Friday, June 24, 2016

"A Glimmer Of Gratefully Retrieved Sunshine"

There’s this problem, which has become particularly challenging in recent days. 

Writers do not live in a vacuum.  Which is a good thing.  Because if they did, what exactly would they write about?

“How ‘bout this vacuum!

That wouldn’t be easy.  How many things can you say about a vacuum?  After exhausting the “Novelty Factor”, of what continuing interest are the chronicles of a person living in a vacuum to the majority of the populace who aren’t?

A RESPECTED CRITIC:  “Acknowledging the imaginative writing style, the limited subject matter inevitably wears out its welcome.”

I believe I have beaten that one to death, don’t you?

Moving on…

And this is what matters.

Since writers are not living in a vacuum, they are, as is everyone, affected by the circumstances that surround them.  I have no idea about serious writers.  Maybe an environment of tragedy and travail is precisely what invigorates their juices.

SERIOUS WRITER:  “The world is going to hell in a hand basket.  I must write!    

But when it comes to non-serious writers – even non-serious writers with sometimes serious aspirations – the response to negative stimuli is the opposite of invigorating.

NON-SERIOUS WRITER:  “The world’s going to hell in a hand basket.  I’m going to lie down.”

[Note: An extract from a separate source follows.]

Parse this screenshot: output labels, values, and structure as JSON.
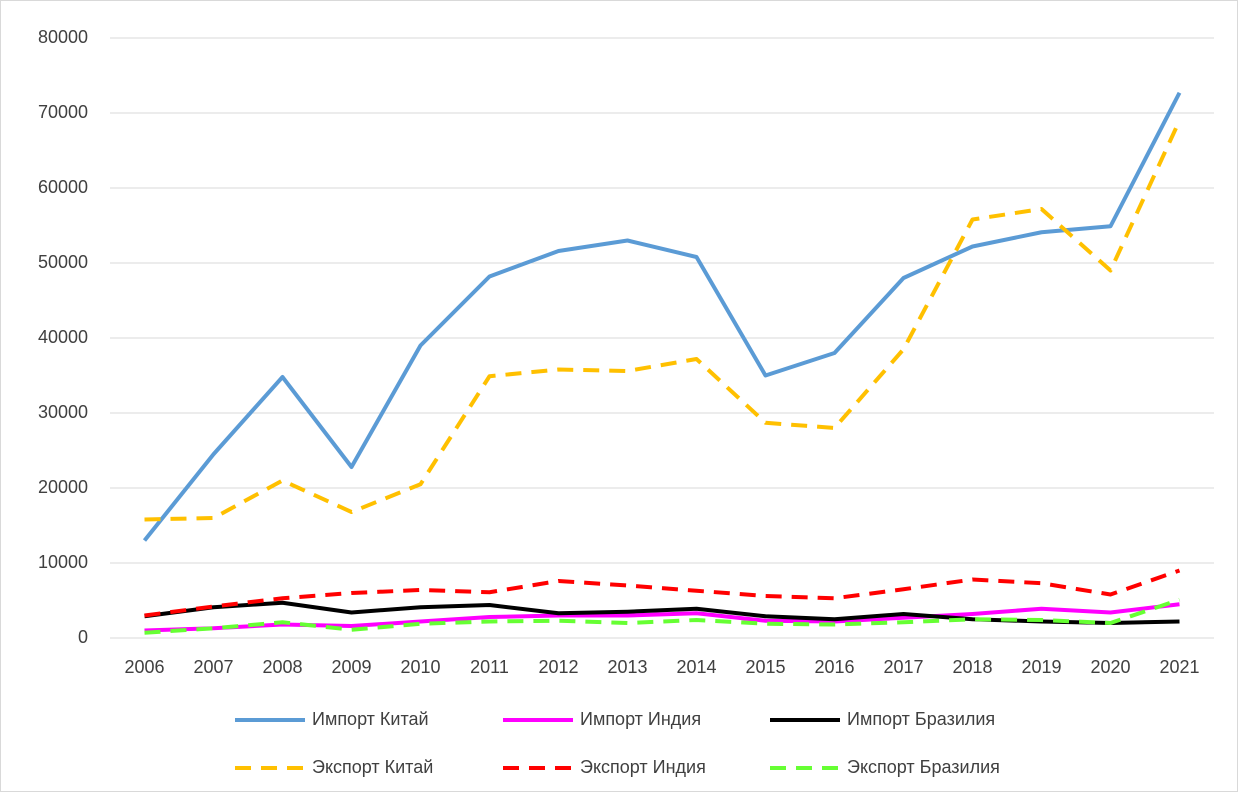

That’s exactly how I’ve been feeling lately, the “Events of the Day” draining my enthusiasm, sending me foot-dragging to the computer.  (And doing less than my stellarest work.)

In a single recent weekend:

A megalomaniac (with a passionate following) running for president.  A mass murdering in Orlando.  And as if the “Trash Bin of Terribleness” were not filled to overflowing…

“Hold on!  There’s one more.”

 An alligator carries off a two year-old baby.

All that craziness swirling around you, and then it’s…

Okay now,

“Be funny.”

I’ll be honest with you.

I am experiencing some difficulty.

“The ‘Poor Me’ Paragraph”:

You begin with age-related energy depletion, augmented by the increasing challenge of “How many stories can you write?”  Toss on the increasingly burdening brick of “Troubling Times” and the normally exhilarating process of writing is suddenly a knee-buckling extravaganza.

… is what I’m talking about.

How do I handle it?

There is this salvaging technique.

With the indispensible assistance of my unconscious, some forgotten recollection floats to mind, guaranteed to make myself laugh. 

(Leading to my consequently passing that laugh along, should you possibly be similarly chagrined.)

A current example:

Kukla, Fran and Ollie.

An ancient black-and-white TV show – for kids, but not entirely – featuring “Kukla”, a male hand-puppet, boasting a bulbous nose and a solitary “kiss curl”, Fran Allison, their female human companion, and “Ollie”, a puppet crocodile with a “stand alone” front tooth, the puppets voiced by the off-screen genius of Burr Tillstrom.

In this restorative recollection, Fran sings a duet with Kukla as Ollie bops contentedly along.  As the song reaches its crescendo, Kukla turns encouragingly to Ollie and says,

“Come on, Ollie.  Sing along.”

Then Ollie turns to the camera, projecting an unmistakable look that says,


Explanation (possibly unnecessary):  A puppeteer, even a masterful one, cannot sing in two voices at the same time, triggering Ollie’s quizzical reaction.

That magical memory got me to my writing desk this morning.

Events continuing as they are…

I’m going to need another one tomorrow.